Hi,
I implemented a triton kernel that is called inside a torch.autograd.Function
. When using it in my training, I got an OOM. This led me to believe that activation checkpointing doesn’t work with torch.autograd.Function
. I guess when I explicitly save tensors to the ctx
they actually get saved and torch.utils.checkpoint
doesn’t do anything about that. Is that correct? If so, how should I adapt my code to also support checkpointing?

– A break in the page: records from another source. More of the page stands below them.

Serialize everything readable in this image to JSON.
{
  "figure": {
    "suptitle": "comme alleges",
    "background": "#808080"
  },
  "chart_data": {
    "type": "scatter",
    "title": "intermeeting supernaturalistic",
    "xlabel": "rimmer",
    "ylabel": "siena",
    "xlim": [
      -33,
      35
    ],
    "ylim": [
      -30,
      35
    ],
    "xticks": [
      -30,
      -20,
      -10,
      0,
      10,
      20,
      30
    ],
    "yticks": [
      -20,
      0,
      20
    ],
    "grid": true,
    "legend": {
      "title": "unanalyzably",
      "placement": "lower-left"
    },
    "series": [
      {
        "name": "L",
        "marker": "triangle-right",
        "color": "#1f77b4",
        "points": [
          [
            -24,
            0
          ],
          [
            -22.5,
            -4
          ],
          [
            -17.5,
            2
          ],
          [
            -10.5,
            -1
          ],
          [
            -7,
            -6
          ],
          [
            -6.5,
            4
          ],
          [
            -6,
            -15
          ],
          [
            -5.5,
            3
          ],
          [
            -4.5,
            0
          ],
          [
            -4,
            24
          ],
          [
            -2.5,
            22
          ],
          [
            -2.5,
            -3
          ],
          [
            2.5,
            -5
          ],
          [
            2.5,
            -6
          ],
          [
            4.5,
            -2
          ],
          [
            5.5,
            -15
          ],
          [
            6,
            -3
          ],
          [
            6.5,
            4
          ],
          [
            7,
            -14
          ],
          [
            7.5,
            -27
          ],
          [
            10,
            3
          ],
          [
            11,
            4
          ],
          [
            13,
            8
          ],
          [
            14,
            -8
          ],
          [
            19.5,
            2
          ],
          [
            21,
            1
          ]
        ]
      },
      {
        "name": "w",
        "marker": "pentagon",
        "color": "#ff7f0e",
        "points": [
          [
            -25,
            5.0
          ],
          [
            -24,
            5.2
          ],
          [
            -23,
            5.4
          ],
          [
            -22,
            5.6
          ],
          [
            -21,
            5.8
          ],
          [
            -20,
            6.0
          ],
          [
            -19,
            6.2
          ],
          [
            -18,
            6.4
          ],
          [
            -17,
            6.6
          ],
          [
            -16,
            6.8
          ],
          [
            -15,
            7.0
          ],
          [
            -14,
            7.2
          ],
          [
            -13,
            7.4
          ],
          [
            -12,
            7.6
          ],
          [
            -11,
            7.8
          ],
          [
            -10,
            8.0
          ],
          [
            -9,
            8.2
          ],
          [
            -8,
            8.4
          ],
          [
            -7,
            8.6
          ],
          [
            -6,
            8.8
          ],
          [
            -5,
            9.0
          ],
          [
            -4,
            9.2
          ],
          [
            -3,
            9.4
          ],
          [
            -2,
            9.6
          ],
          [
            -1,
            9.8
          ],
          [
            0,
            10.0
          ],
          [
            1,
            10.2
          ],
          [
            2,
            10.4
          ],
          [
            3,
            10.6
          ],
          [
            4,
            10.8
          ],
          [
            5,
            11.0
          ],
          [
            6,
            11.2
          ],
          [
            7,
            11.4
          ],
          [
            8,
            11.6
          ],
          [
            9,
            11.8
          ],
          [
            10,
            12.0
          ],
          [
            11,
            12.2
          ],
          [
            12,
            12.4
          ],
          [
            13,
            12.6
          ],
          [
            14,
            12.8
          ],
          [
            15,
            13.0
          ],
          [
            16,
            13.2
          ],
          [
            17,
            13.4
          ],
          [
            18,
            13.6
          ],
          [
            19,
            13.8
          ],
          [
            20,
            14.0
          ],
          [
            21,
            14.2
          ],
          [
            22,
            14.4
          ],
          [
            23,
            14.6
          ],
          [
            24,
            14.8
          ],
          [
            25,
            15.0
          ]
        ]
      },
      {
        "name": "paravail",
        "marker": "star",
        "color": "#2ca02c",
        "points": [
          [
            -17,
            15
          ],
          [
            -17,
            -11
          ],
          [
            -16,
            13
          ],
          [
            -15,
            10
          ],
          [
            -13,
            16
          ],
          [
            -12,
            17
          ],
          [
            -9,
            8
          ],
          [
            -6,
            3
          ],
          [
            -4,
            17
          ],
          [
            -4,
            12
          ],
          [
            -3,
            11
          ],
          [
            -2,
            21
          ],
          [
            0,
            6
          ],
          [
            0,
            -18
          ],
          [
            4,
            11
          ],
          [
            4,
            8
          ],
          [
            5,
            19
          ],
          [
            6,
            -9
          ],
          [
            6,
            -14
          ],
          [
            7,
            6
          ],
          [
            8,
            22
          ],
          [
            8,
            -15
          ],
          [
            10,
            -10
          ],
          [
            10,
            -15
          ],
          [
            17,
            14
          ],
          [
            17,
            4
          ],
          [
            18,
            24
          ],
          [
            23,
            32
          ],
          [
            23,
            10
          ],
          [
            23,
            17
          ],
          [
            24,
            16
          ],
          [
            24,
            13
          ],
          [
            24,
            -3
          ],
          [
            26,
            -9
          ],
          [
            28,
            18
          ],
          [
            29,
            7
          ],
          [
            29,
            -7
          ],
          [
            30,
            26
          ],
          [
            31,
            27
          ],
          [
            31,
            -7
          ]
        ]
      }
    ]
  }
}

Also, I played around with the checkpoint
function using this script on one V100 GPU (32GB of VRAM).
import torch
from torch.nn import Linear
from torch.utils.checkpoint import checkpoint
from torch.autograd import Function
class LinearFun(Function):
@staticmethod
def forward(ctx, inp, weight):
ctx.save_for_backward(inp, weight)
return inp @ weight.T
@staticmethod
def backward(ctx, grad_output):
inp, weight = ctx.saved_tensors
grad_w = grad_output.T @ inp
grad_inp = grad_output @ weight
return grad_inp, grad_w
class NewLinear(Linear):
def __init__(self, *args, **kwargs):
super().__init__(*args, **kwargs)
def forward(self, inp):
return LinearFun.apply(inp, self.weight)
class Model(torch.nn.Module):
def __init__(self):
super().__init__()
self.l1 = Linear(1024, 1024)
self.l2 = Linear(1024, 1024)
self.l3 = Linear(1024, 1)
# self.l1 = NewLinear(1024, 1024)
# self.l2 = NewLinear(1024, 1024)
# self.l3 = NewLinear(1024, 1)
def forward(self, inp):
inp = self.l1(inp)
inp = self.l2(inp)
inp = self.l3(inp)
return inp
model = Model().cuda()
inp = torch.randn(int(1e6), 1024, device="cuda")
# <---- USE CHECKPOINTING
out = checkpoint(model, inp, use_reentrant=False)
# <---- NOT USING CHECKPOINTING
# out = model(inp)
loss = out.sum()
print('========= before backward =========')
loss.backward()
print('========= after backward =========')
I tweaked the number of inputs to int(1e6)
since that brings both scenarios to an OOM. But I don’t see that the checkpointing allows me to got to higher input dimensions.
Am I missing something?